53Ce principe du moteur unique se retouve dans tous les ateliers de Thiers, il s’accompagne d’un nombre impressionnant d’arbres de transmission, poulies et courroies chargés de distribuer l’énergie à l’ensemble des machines et des postes de travail. Il s’agit sans aucun doute d’une technique héritée des émouleurs, dont les meules étaient entraînées par une roue et un arbre uniques.

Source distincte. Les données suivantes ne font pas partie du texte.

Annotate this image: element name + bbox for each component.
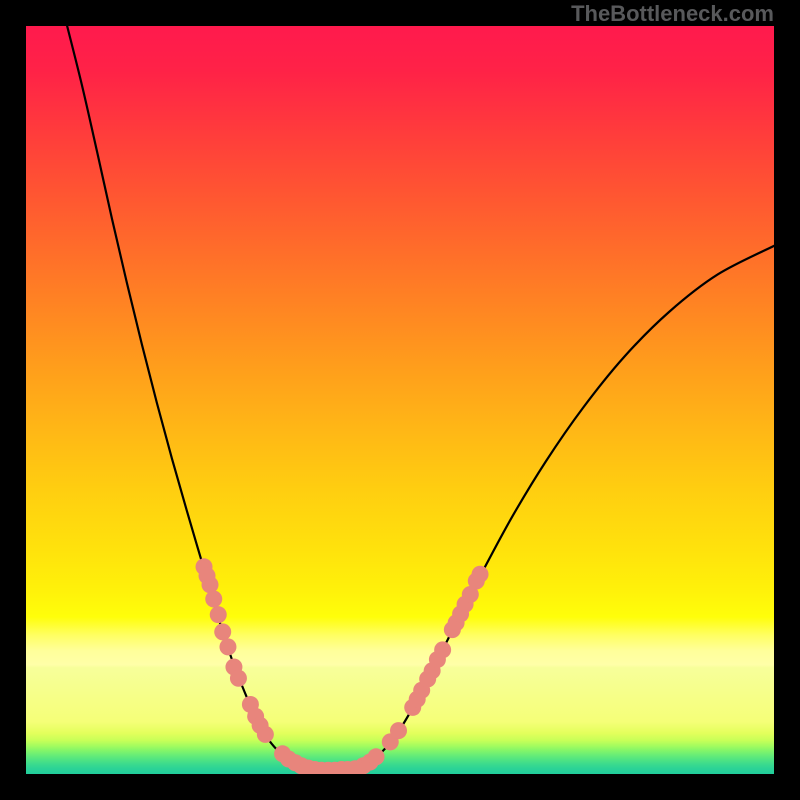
data-marker [214,623,231,640]
plot-area [26,26,774,774]
data-marker [472,566,489,583]
outer-frame: TheBottleneck.com [0,0,800,800]
gradient-background [26,26,774,774]
data-marker [205,590,222,607]
data-marker [390,722,407,739]
data-marker [202,576,219,593]
data-marker [434,641,451,658]
data-marker [257,726,274,743]
chart-svg [26,26,774,774]
watermark-text: TheBottleneck.com [571,1,774,27]
data-marker [210,606,227,623]
data-marker [230,670,247,687]
data-marker [219,638,236,655]
data-marker [368,748,385,765]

54Ce système est particulièrement adapté au métier de polisseur. Dans cette profession, plusieurs types de polissoires sont requis, selon la finition souhaitée. Ainsi, plutôt que de devoir démonter à chaque fois l’outillage de son touret, le polisseur en possède 5 ou 6, alignés face aux fenêtres de l’atelier. Devant ces tourets passe un long arbre de transmission équipé d’autant de poulies qu’il y a de postes de travail. Ainsi, l’ouvrier monte la courroie correspondant au touret sur lequel il choisit de travailler, sans éteindre le moteur électrique.

55Parmi les autres ateliers de travail à domicile recensés, on trouve un certain nombre d’ateliers de monteurs de couteaux. Le montage de couteaux fermants est un travail de précision, pour lequel il faut limer et ajuster les différentes pièces. Les monteurs travaillent généralement à la main et leur outillage se résume à une perceuse à colonne, des limes, un marteau et une enclumette. Leurs ateliers sont donc souvent fort sommaires et occupent le coin d’une grange ou une petite pièce dans une maison.

56Le montage des couteaux de cuisine à manche en bois requiert quant à lui plus de matériel puisque le monteur reçoit les plaquettes de bois brutes de sciage ; il doit donc les ajuster au moyen de fraiseuses et de bandes abrasives. Là encore, dans ces ateliers visités lors de l’inventaire, un seul moteur entraîne toutes les machines.

Figure 5

Figure 5

Postes de polissage en place dans l’ancienne usine de manches de couteaux en corne Barland

Phot. Inv. R. Choplain, R. Maston © Inventaire général, ADAGP, 2003

57En ce qui concerne les fabricants de fournitures pour coutellerie, des ateliers exceptionnellement bien conservés ont pu être étudiés. L’entreprise Barland, spécialisée dans les manches de couteaux en corne, offre un témoignage unique d’une activité autrefois florissante et aujourd’hui réservée à une production de luxe. L’usine se trouve au cœur du quartier médiéval, en partie dans les étages de soubassement d’un bâtiment ancien et en partie dans un bâtiment en béton construit dans le jardin, au-dessus des anciens remparts. Une petite fraction de l’usine est dévolue au dressage des cornes : on y trouve les cuves métalliques dans lesquelles elles étaient mises à ramollir, ainsi que les « bancs », presses manuelles servant à les redresser. La plus grande partie des ateliers abritent de petites machines servant à la fabrication des manches : machines à façonner, scies, perceuses, polissoires… fonctionnant grâce à un moteur unique, comme toujours dans ce type d’usine (fig. n° 5). A la fin des années 1950, l’entreprise se lance dans la fabrication de manches en matière plastique et délaisse progressivement la corne, puis abandonne définitivement les manches de couteaux, pour se consacrer exclusivement à l’injection plastique. Elle est aujourd’hui implantée dans une commune voisine et fabrique par injection des attaches de sacs en plastique.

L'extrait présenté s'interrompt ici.